The source, who asked not to be identified, said officials refused to divulge details of the plans because they do not want to suggest to investors and Republican Congress members that the U.S. government can muddle through if the debt limit is not raised. Officials insisted there was no way to avoid an eventual default if the debt limit is not raised.

On Thursday, U.S. Treasury Secretary Jack Lew is scheduled to testify before the Senate Finance Committee and is likely to be grilled about the contingency plans by Senator Orrin Hatch, the panel's top Republican.

The source said officials believe their plans can only try to mitigate fallout they expect to be catastrophic if Congress fails to raise the debt limit by Oct. 17, the date Treasury estimates it will run out of additional borrowing authority.

Against that anxious backdrop, officials are trying to gauge which Treasury securities pledged as collateral would cause the most concern in a default, the source said.

Many of the discussions are between Treasury officials in the Office of Debt Management and the Federal Reserve Bank of New York, which acts as the government's agent in the markets. The New York Fed's Fedwire Securities Service is used to settle loans in the $5-trillion repo market.

Spokeswomen for the Treasury and the New York Fed declined to say if contingency plans were being discussed or in place. The Treasury representative referred to remarks made by Lew in a recent letter to Congress. Lew said: "There are no other legal and prudent options to extend the nation's borrowing authority."

In another recent letter to Congress, Lew wrote: "Any plan to prioritize some payments over others is simply default by another name." He added: "There is no way of knowing the damage any prioritization plan would have on our economy and financial markets."

In the run-up to the 2011 debt-limit crisis, the Treasury looked at a range of options including delaying payments, asset sales and prioritizing payments, according to an inspector general's report last year.

According to the report, "Treasury officials determined that there is no fair or sensible way to pick and chose among the many bills that come due every day." The U.S. Treasury makes roughly 80 million payments a month.

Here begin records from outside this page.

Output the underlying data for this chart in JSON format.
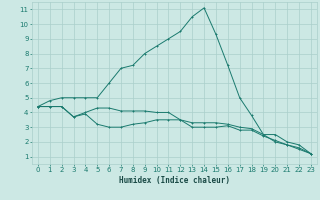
{
  "title": "",
  "xlabel": "Humidex (Indice chaleur)",
  "bg_color": "#cce8e4",
  "grid_color": "#aacfcb",
  "line_color": "#1a7a6e",
  "xlim": [
    -0.5,
    23.5
  ],
  "ylim": [
    0.5,
    11.5
  ],
  "xticks": [
    0,
    1,
    2,
    3,
    4,
    5,
    6,
    7,
    8,
    9,
    10,
    11,
    12,
    13,
    14,
    15,
    16,
    17,
    18,
    19,
    20,
    21,
    22,
    23
  ],
  "yticks": [
    1,
    2,
    3,
    4,
    5,
    6,
    7,
    8,
    9,
    10,
    11
  ],
  "line1_x": [
    0,
    1,
    2,
    3,
    4,
    5,
    6,
    7,
    8,
    9,
    10,
    11,
    12,
    13,
    14,
    15,
    16,
    17,
    18,
    19,
    20,
    21,
    22,
    23
  ],
  "line1_y": [
    4.4,
    4.8,
    5.0,
    5.0,
    5.0,
    5.0,
    6.0,
    7.0,
    7.2,
    8.0,
    8.5,
    9.0,
    9.5,
    10.5,
    11.1,
    9.3,
    7.2,
    5.0,
    3.8,
    2.5,
    2.0,
    1.8,
    1.5,
    1.2
  ],
  "line2_x": [
    0,
    1,
    2,
    3,
    4,
    5,
    6,
    7,
    8,
    9,
    10,
    11,
    12,
    13,
    14,
    15,
    16,
    17,
    18,
    19,
    20,
    21,
    22,
    23
  ],
  "line2_y": [
    4.4,
    4.4,
    4.4,
    3.7,
    4.0,
    4.3,
    4.3,
    4.1,
    4.1,
    4.1,
    4.0,
    4.0,
    3.5,
    3.3,
    3.3,
    3.3,
    3.2,
    3.0,
    2.9,
    2.5,
    2.5,
    2.0,
    1.8,
    1.2
  ],
  "line3_x": [
    0,
    1,
    2,
    3,
    4,
    5,
    6,
    7,
    8,
    9,
    10,
    11,
    12,
    13,
    14,
    15,
    16,
    17,
    18,
    19,
    20,
    21,
    22,
    23
  ],
  "line3_y": [
    4.4,
    4.4,
    4.4,
    3.7,
    3.9,
    3.2,
    3.0,
    3.0,
    3.2,
    3.3,
    3.5,
    3.5,
    3.5,
    3.0,
    3.0,
    3.0,
    3.1,
    2.8,
    2.8,
    2.4,
    2.1,
    1.8,
    1.6,
    1.2
  ],
  "tick_labelsize": 5.0,
  "xlabel_fontsize": 5.5,
  "lw": 0.7,
  "ms": 2.0,
  "mew": 0.7
}
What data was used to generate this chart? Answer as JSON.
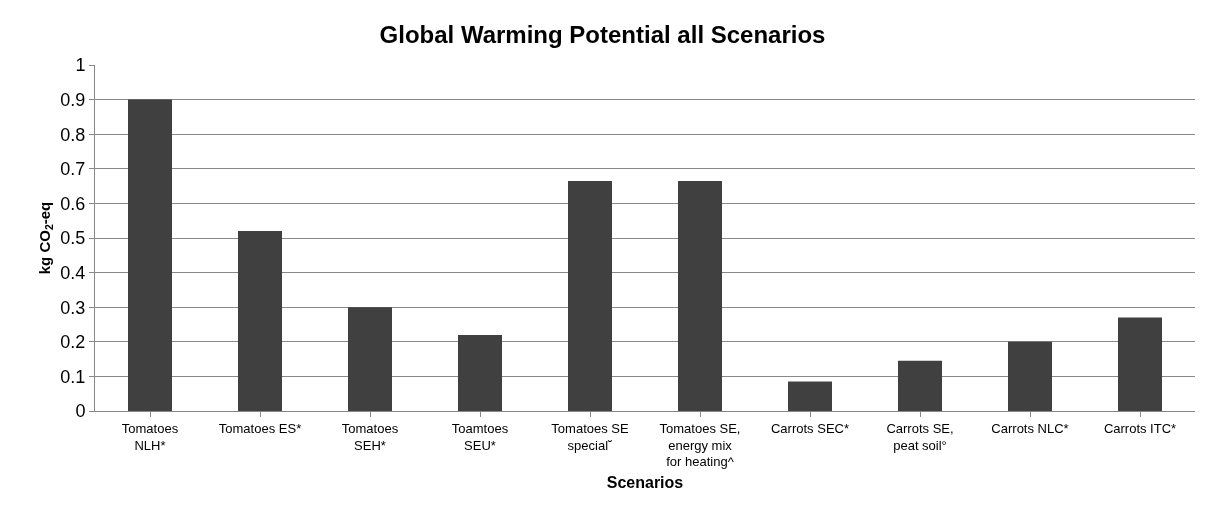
{
  "chart_data": {
    "type": "bar",
    "title": "Global Warming Potential all Scenarios",
    "xlabel": "Scenarios",
    "ylabel": "kg CO$_{2}$-eq",
    "categories": [
      "Tomatoes NLH*",
      "Tomatoes ES*",
      "Tomatoes SEH*",
      "Toamtoes SEU*",
      "Tomatoes SE special˘",
      "Tomatoes SE, energy mix for heating^",
      "Carrots SEC*",
      "Carrots SE, peat soil°",
      "Carrots NLC*",
      "Carrots ITC*"
    ],
    "values": [
      0.9,
      0.52,
      0.3,
      0.22,
      0.665,
      0.665,
      0.085,
      0.145,
      0.2,
      0.27
    ],
    "color": "#404040",
    "ylim": [
      0,
      1
    ],
    "yticks": [
      0,
      0.1,
      0.2,
      0.3,
      0.4,
      0.5,
      0.6,
      0.7,
      0.8,
      0.9,
      1
    ],
    "grid": "y",
    "legend": false
  }
}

The Securities Industry and Financial Markets Association, a trade group that represents hundreds of securities firms, banks and asset managers, said last week it has drawn up plans that might make a debt default less chaotic.

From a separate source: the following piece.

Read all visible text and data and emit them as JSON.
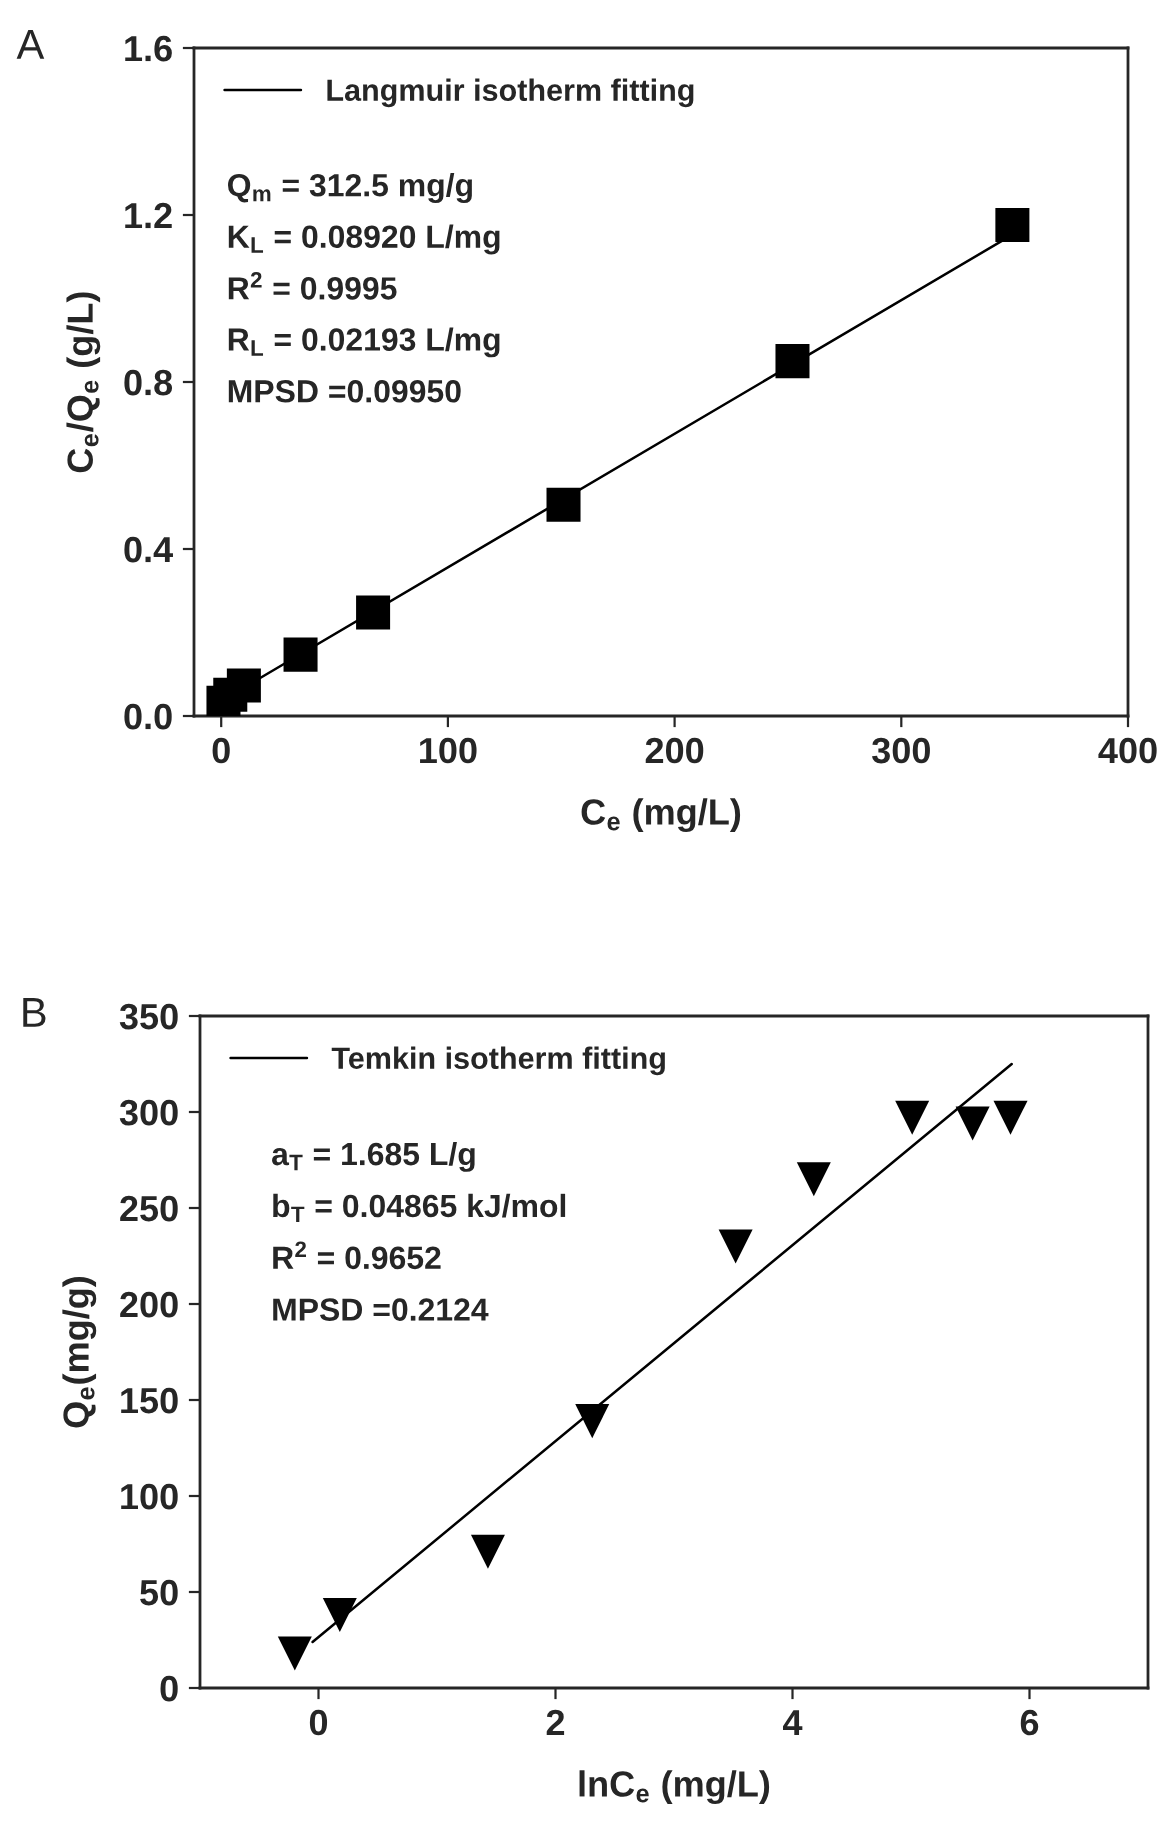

These plans would hinge on Treasury giving a day's advance notice that it would be missing a scheduled payment. This would allow dealers to configure systems to handle defaulted securities so they still might be used in transactions, including in the repo market.

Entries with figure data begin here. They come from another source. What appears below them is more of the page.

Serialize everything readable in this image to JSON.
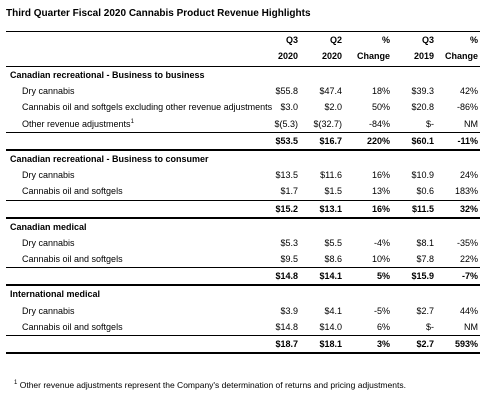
{
  "title": "Third Quarter Fiscal 2020 Cannabis Product Revenue Highlights",
  "columns": [
    {
      "line1": "Q3",
      "line2": "2020"
    },
    {
      "line1": "Q2",
      "line2": "2020"
    },
    {
      "line1": "%",
      "line2": "Change"
    },
    {
      "line1": "Q3",
      "line2": "2019"
    },
    {
      "line1": "%",
      "line2": "Change"
    }
  ],
  "sections": [
    {
      "title": "Canadian recreational - Business to business",
      "rows": [
        {
          "label": "Dry cannabis",
          "sup": "",
          "values": [
            "$55.8",
            "$47.4",
            "18%",
            "$39.3",
            "42%"
          ]
        },
        {
          "label": "Cannabis oil and softgels excluding other revenue adjustments",
          "sup": "",
          "values": [
            "$3.0",
            "$2.0",
            "50%",
            "$20.8",
            "-86%"
          ]
        },
        {
          "label": "Other revenue adjustments",
          "sup": "1",
          "values": [
            "$(5.3)",
            "$(32.7)",
            "-84%",
            "$-",
            "NM"
          ]
        }
      ],
      "total": [
        "$53.5",
        "$16.7",
        "220%",
        "$60.1",
        "-11%"
      ]
    },
    {
      "title": "Canadian recreational - Business to consumer",
      "rows": [
        {
          "label": "Dry cannabis",
          "sup": "",
          "values": [
            "$13.5",
            "$11.6",
            "16%",
            "$10.9",
            "24%"
          ]
        },
        {
          "label": "Cannabis oil and softgels",
          "sup": "",
          "values": [
            "$1.7",
            "$1.5",
            "13%",
            "$0.6",
            "183%"
          ]
        }
      ],
      "total": [
        "$15.2",
        "$13.1",
        "16%",
        "$11.5",
        "32%"
      ]
    },
    {
      "title": "Canadian medical",
      "rows": [
        {
          "label": "Dry cannabis",
          "sup": "",
          "values": [
            "$5.3",
            "$5.5",
            "-4%",
            "$8.1",
            "-35%"
          ]
        },
        {
          "label": "Cannabis oil and softgels",
          "sup": "",
          "values": [
            "$9.5",
            "$8.6",
            "10%",
            "$7.8",
            "22%"
          ]
        }
      ],
      "total": [
        "$14.8",
        "$14.1",
        "5%",
        "$15.9",
        "-7%"
      ]
    },
    {
      "title": "International medical",
      "rows": [
        {
          "label": "Dry cannabis",
          "sup": "",
          "values": [
            "$3.9",
            "$4.1",
            "-5%",
            "$2.7",
            "44%"
          ]
        },
        {
          "label": "Cannabis oil and softgels",
          "sup": "",
          "values": [
            "$14.8",
            "$14.0",
            "6%",
            "$-",
            "NM"
          ]
        }
      ],
      "total": [
        "$18.7",
        "$18.1",
        "3%",
        "$2.7",
        "593%"
      ]
    }
  ],
  "footnote": {
    "sup": "1",
    "text": "Other revenue adjustments represent the Company's determination of returns and pricing adjustments."
  }
}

The trade group's working presumption was that the Treasury, each night before it believed it would miss a payment, would announce that it would pay creditors one day late, according to SIFMA Managing Director Rob Toomey.

Already signs of stress are evident. Overnight interest rates in short-term funding markets shot higher on Wednesday as default worries spread. Traders in the repo market said some money funds and banks are starting to refuse to accept T-bills maturing in coming weeks as repo collateral. [ID: nL1N0HZ0VS]

On Tuesday night, Hatch, sent a letter to Lew and other members of the government's Financial Stability Oversight Council, demanding to know what contingency plans are in place in the event of a default.

The letter referred to minutes of a Fed video conference meeting with Treasury officials on Aug. 1, 2011, at the height of the last debt limit crisis.

Those minutes reveal that in that meeting, Treasury and Fed officials discussed contingency plans that had been developed in the event of a default.

Those contingencies, according to the minutes, included "plans that the Federal Reserve and the Treasury had developed regarding the processing of federal payments."

The 2011 backup plan also included "possible actions that the Federal Reserve could take if disruptions to market functioning posed a threat to the Federal Reserve's economic objectives."